After two hurried and stressful tour group experiences, I didn’t want to take my mother on a tour group holiday again.
However, with my mother’s old age, I didn’t want to shoulder the responsibility of caring for my mother in a foreign land all alone so I asked my youngest sister to come with me, explaining how awful it would be to be targeted by pickpockets and crooks due to our aged-mother-and-lone-scrawny-Asian-woman status.
After some consideration, she agreed to do it. I asked if her husband would give her money to go on the tour. She didn’t say much but since she agreed, I thought everything would work out.
What I didn’t expect was that she was expecting me to pay for her share as well.

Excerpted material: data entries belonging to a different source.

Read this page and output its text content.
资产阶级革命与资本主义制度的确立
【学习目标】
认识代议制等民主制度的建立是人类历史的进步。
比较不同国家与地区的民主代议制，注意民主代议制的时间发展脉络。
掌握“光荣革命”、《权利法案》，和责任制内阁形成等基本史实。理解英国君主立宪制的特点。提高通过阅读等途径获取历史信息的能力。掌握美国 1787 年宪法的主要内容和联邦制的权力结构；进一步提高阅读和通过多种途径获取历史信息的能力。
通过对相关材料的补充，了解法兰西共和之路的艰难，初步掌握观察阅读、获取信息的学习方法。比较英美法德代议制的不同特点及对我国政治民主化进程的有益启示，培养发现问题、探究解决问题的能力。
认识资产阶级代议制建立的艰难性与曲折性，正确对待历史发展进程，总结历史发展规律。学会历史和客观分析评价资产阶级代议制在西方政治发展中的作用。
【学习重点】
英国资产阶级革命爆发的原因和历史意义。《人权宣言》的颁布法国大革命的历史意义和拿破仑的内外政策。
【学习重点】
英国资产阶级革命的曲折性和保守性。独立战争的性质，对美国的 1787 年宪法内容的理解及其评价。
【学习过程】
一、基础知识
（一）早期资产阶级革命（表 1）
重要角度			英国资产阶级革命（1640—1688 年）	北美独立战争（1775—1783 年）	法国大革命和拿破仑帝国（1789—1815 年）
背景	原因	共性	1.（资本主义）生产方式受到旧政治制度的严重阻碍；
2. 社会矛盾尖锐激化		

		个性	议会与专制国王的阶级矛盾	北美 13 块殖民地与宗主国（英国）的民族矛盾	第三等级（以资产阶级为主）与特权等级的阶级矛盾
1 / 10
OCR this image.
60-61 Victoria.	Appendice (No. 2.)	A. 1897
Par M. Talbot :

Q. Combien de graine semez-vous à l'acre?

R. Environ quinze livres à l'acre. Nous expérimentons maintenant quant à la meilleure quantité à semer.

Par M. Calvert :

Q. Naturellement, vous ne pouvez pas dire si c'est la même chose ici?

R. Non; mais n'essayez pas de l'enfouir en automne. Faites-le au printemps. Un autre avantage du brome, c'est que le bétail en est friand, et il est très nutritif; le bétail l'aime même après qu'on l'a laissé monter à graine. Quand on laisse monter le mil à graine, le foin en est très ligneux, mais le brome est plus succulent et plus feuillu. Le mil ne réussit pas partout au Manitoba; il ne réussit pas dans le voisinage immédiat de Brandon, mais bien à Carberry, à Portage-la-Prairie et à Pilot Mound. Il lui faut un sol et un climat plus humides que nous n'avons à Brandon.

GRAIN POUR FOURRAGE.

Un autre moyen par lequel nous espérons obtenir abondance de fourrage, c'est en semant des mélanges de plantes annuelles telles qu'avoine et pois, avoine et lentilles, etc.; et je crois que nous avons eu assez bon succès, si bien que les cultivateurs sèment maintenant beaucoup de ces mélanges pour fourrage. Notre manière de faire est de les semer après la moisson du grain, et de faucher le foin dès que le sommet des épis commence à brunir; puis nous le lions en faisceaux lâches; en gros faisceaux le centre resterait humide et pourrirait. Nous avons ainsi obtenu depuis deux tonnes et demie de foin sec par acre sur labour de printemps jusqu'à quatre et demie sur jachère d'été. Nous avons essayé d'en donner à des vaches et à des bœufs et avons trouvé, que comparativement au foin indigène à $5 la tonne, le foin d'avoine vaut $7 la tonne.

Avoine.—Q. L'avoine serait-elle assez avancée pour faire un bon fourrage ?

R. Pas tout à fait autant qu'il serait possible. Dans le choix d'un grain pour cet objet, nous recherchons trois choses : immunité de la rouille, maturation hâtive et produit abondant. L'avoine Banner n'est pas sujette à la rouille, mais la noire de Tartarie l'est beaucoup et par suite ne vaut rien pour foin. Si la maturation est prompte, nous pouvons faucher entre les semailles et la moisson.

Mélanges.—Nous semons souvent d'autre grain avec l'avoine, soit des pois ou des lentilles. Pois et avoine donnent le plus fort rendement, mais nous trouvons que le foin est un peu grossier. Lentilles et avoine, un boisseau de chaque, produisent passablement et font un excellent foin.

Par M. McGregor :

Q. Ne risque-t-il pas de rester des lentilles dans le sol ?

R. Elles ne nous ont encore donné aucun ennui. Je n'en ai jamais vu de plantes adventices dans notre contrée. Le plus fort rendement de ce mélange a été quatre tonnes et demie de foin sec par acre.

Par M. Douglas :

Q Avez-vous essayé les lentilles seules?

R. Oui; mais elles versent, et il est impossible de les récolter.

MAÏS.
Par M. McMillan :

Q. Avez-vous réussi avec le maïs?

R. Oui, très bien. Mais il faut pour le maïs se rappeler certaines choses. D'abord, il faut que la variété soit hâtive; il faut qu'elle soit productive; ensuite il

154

There were signs as we were preparing for the trip. I told her it would be better if she paid with her card so that I could pay her back in cash. She agreed. However, she would wait for me to book just about everything.
Sign 2: She would not be involved in the planning. Whenever I asked her to plan with me, she would find excuses to leave or not turn up knowing I had set aside time to plan. She kept saying she’s ok with everything.
Today, I felt that I should be very clear about it. I showed her the tabulated sums of money that were her share to bear.
After that, things changed.
She would be unhappy over trivial things.
Then towards the end of the day, she exploded, “Do you know you are very inconsiderate? I have to come for a trip that I have to fork out money for. I have to put up with your nonsense. Do you know how much I have been tolerating?”
Imagine how incredulous I felt. For this whole trip, the one planning and stressing out is me. After planning, you refuse to follow my plan and cancel what I have planned. Aren’t you the inconsiderate one? Shouldn’t I be the one who should feel indignant?”
I reminded her before the trip, I did ask her if her husband would be paying for her. She rolled her eyes. Then she said she wouldn’t mind spending two weeks in Spain but just going to Sagrada Familia!
I told her this is not Phuket or Bali where you just rest and relax. You have come so far and you say you just want to take things easy. I said, “Why didn’t you mention that when I discussed with you?”
She said she did tell me she wanted to start every day late, waking up at 10am or 11am and there’s no need to go to so many places
but I insisted that these things have to be done early and all those places have to be visited.
I said all these are points of interest. How can you go to a place without visiting its place of interest? Then you go there for what?
She continued to explode at me, accusing me of sleeping for at least 8 hours on the plane for the first leg - when the first leg was a 7-hour flight. I said I haven’t slept for 8 hours for a long time. I worked 15 hours a day. How do I get 8 hours of sleep?
She said,”Ha! Ha! Ha!” sarcastically and made contradictory statements, that I was disturbing her sleep by moving my arms constantly.
Well, the one who sleeps for 10 hours every day is not me.
Then she complained that I go to too many places. I said I wanted to hit 3 Casas (Casa Vicen, Casa Mila and Casa Balto), but since she wanted just one, we did one today. She started rambling over other places.
She said she wanted to return to the hotel to sleep from 2.30pm but I forced her to go out at 3.30pm. I said,” I was prepared that you didn’t want to go out. I even had my selfie stick with me.” She again gave a sarcastic smirk.
She said she didn’t want to come, but I kept saying I was scared scared scared, that’s why she came. But she didn’t want to go to any of these places.
Of course I know she’s a housewife and doesn’t have an income. If I had a better person to ask, would I have resorted to asking her?
This is a side of my sister I had never known.
When she refused to plan for the itinerary, I told my third sister that I was worried that she would complain about the planning later. My third sister even assured me that she was a very relaxed person and would go with what I had planned. Now my third sister would say that even a relaxed person like my youngest sister couldn’t stand me.
I am always at fault in the family. Always the faulty one.
It’s only our first day of our 14-day trip. Imagine how awful the situation is.
I went to Casa Balto at 9.30pm when it started to turn dark to take some light-up pictures of the building. Really pretty.